Радость моего общества | страница 65
— Похоже, приехали, — сказал Брайен и заглушил двигатель. Я расправил рубашку над трусами как можно аккуратнее и, одним махом натянув штаны, сомкнул их над подолом. После чего принял свое распростертое положение, открыл дверцу и вынес ноги на асфальт, стараясь сгибать их как можно меньше. Сняв пиджак с плечиков, я накинул его на плечи и заправил торчащие бумаги в карман. Обозрел себя и с глубоким удовлетворением отметил, что ущерб от складчатости в области ширинки минимален. Вообще я выглядел почти таким же свежим, как при выезде из Санта-Моники.
Гюнтер Фриск заметил нас и вылетел из толпы, как из ракетной шахты.
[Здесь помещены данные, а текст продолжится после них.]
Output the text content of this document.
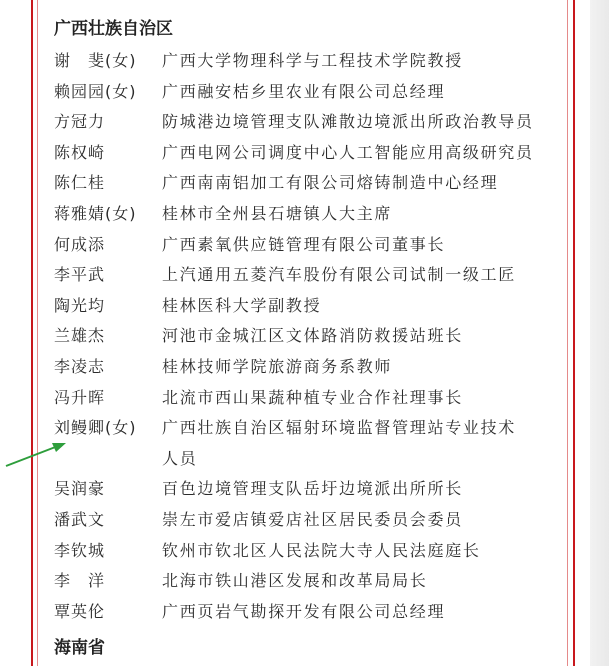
广西壮族自治区
谢　斐(女) 广西大学物理科学与工程技术学院教授
赖园园(女) 广西融安桔乡里农业有限公司总经理
方冠力	防城港边境管理支队滩散边境派出所政治教导员
陈权崎	广西电网公司调度中心人工智能应用高级研究员
陈仁桂	广西南南铝加工有限公司熔铸制造中心经理
蒋雅婧(女) 桂林市全州县石塘镇人大主席
何成添	广西素氧供应链管理有限公司董事长
李平武	上汽通用五菱汽车股份有限公司试制一级工匠
陶光均	桂林医科大学副教授
兰雄杰	河池市金城江区文体路消防救援站班长
李凌志	桂林技师学院旅游商务系教师
冯升晖	北流市西山果蔬种植专业合作社理事长
刘鳗卿(女) 广西壮族自治区辐射环境监督管理站专业技术
人员
吴润豪	百色边境管理支队岳圩边境派出所所长
潘武文	崇左市爱店镇爱店社区居民委员会委员
李钦城	钦州市钦北区人民法院大寺人民法庭庭长
李　洋	北海市铁山港区发展和改革局局长
覃英伦	广西页岩气勘探开发有限公司总经理
海南省
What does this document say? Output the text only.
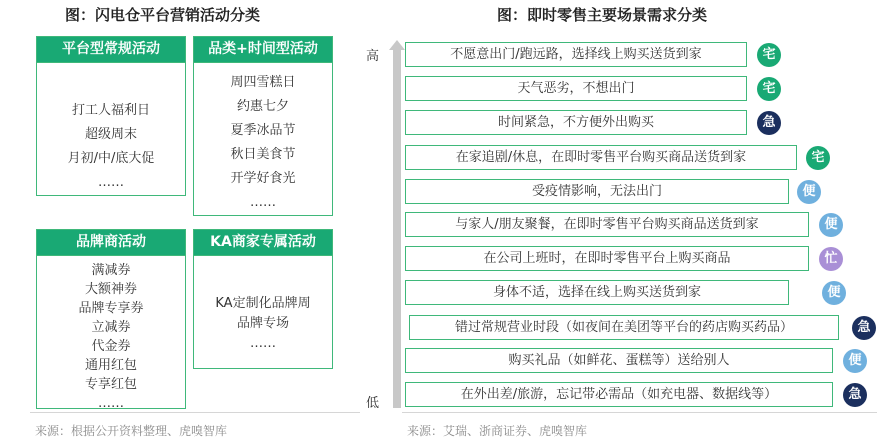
图：闪电仓平台营销活动分类
平台型常规活动
打工人福利日
超级周末
月初/中/底大促
……
品类+时间型活动
周四雪糕日
约惠七夕
夏季冰品节
秋日美食节
开学好食光
……
品牌商活动
满减券
大额神券
品牌专享券
立减券
代金券
通用红包
专享红包
……
KA商家专属活动
KA定制化品牌周
品牌专场
……
来源：根据公开资料整理、虎嗅智库
图：即时零售主要场景需求分类
高
低
不愿意出门/跑远路，选择线上购买送货到家	宅
天气恶劣，不想出门	宅
时间紧急，不方便外出购买	急
在家追剧/休息，在即时零售平台购买商品送货到家	宅
受疫情影响，无法出门	便
与家人/朋友聚餐，在即时零售平台购买商品送货到家	便
在公司上班时，在即时零售平台上购买商品	忙
身体不适，选择在线上购买送货到家	便
错过常规营业时段（如夜间在美团等平台的药店购买药品）	急
购买礼品（如鲜花、蛋糕等）送给别人	便
在外出差/旅游，忘记带必需品（如充电器、数据线等）	急
来源：艾瑞、浙商证券、虎嗅智库
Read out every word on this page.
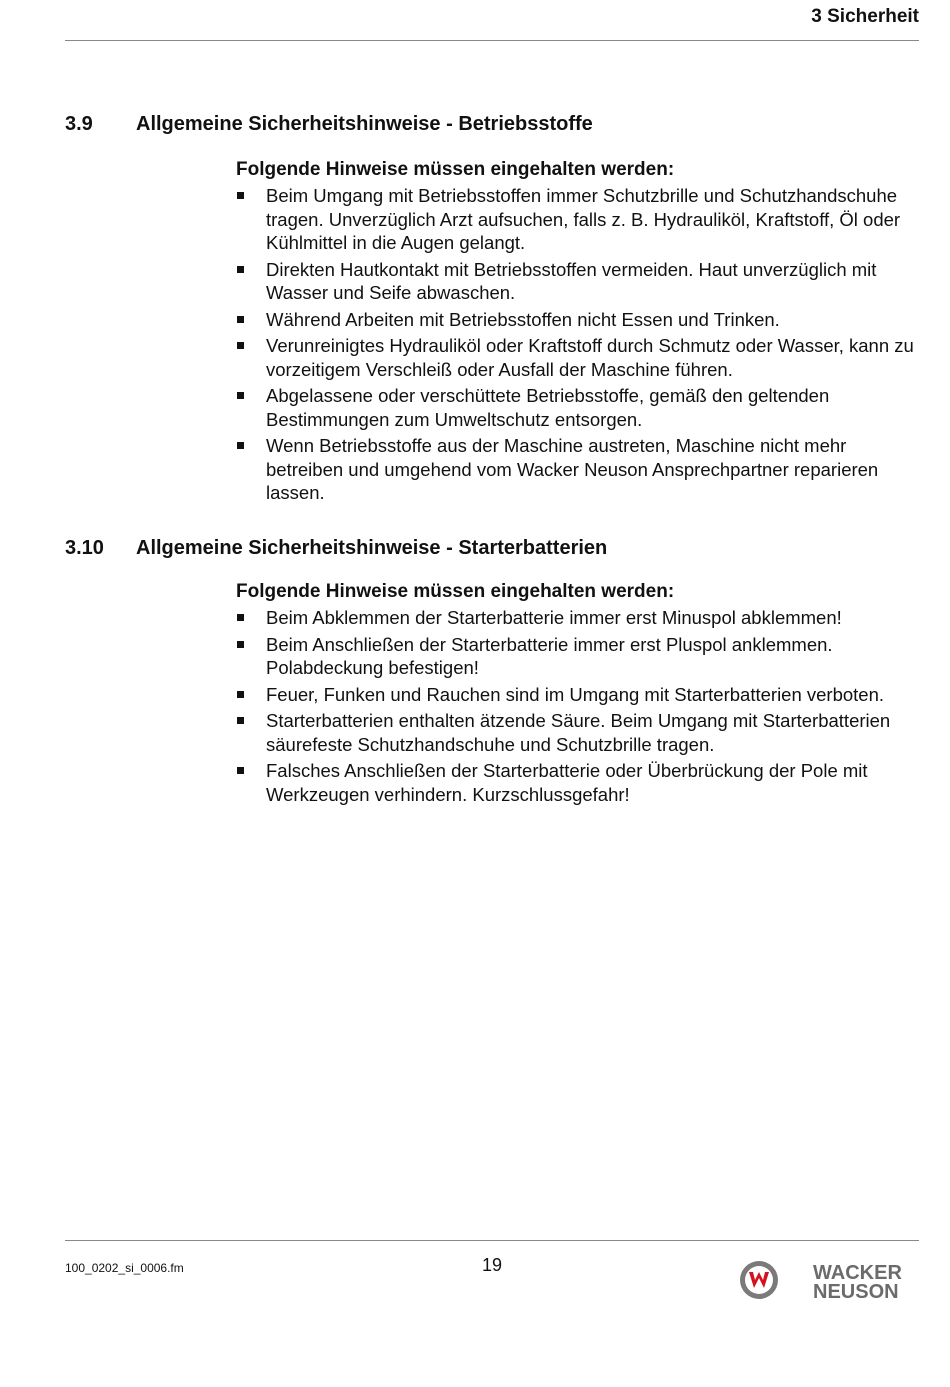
3 Sicherheit
3.9	Allgemeine Sicherheitshinweise - Betriebsstoffe
Folgende Hinweise müssen eingehalten werden:
Beim Umgang mit Betriebsstoffen immer Schutzbrille und Schutzhandschuhe tragen. Unverzüglich Arzt aufsuchen, falls z. B. Hydrauliköl, Kraftstoff, Öl oder Kühlmittel in die Augen gelangt.
Direkten Hautkontakt mit Betriebsstoffen vermeiden. Haut unverzüglich mit Wasser und Seife abwaschen.
Während Arbeiten mit Betriebsstoffen nicht Essen und Trinken.
Verunreinigtes Hydrauliköl oder Kraftstoff durch Schmutz oder Wasser, kann zu vorzeitigem Verschleiß oder Ausfall der Maschine führen.
Abgelassene oder verschüttete Betriebsstoffe, gemäß den geltenden Bestimmungen zum Umweltschutz entsorgen.
Wenn Betriebsstoffe aus der Maschine austreten, Maschine nicht mehr betreiben und umgehend vom Wacker Neuson Ansprechpartner reparieren lassen.
3.10	Allgemeine Sicherheitshinweise - Starterbatterien
Folgende Hinweise müssen eingehalten werden:
Beim Abklemmen der Starterbatterie immer erst Minuspol abklemmen!
Beim Anschließen der Starterbatterie immer erst Pluspol anklemmen. Polabdeckung befestigen!
Feuer, Funken und Rauchen sind im Umgang mit Starterbatterien verboten.
Starterbatterien enthalten ätzende Säure. Beim Umgang mit Starterbatterien säurefeste Schutzhandschuhe und Schutzbrille tragen.
Falsches Anschließen der Starterbatterie oder Überbrückung der Pole mit Werkzeugen verhindern. Kurzschlussgefahr!
100_0202_si_0006.fm	19	WACKER
NEUSON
— Эгей... сюда, сюда! — кричал он, мотыляясь из стороны в сторону и размахивая руками. Мы направились к палатке, но парковка располагалась на взгорке, и я забеспокоился, как бы не пропотела моя хлопковая рубашка, поэтому перешел на носорожью поступь, и Брайену, который шагал с нормальной скоростью, пришлось умерить темп, чтобы я не отстал. После того как Брайен представился моим менеджером, Гюнтер послал нас под тент, где нам вручили по пачке приветственных материалов. С нас сделали снимки и через две минуты выдали ламинированные бэджики с фотографиями, подвешенные на шнурки на манер судейских свистков. В углу под тентом помещалась горстка недотыкомок — остальные триумфаторы. Сью Дауд — телеса, как купол Капитолия, маленькая головка, а снизу ротонда; Кевин Чен, азиат с африканской прической; и Дэнни Пепелоу, орангутанг какой-то. И я. Не хватало только скоропостижно испарившегося Ленни Бёрнса.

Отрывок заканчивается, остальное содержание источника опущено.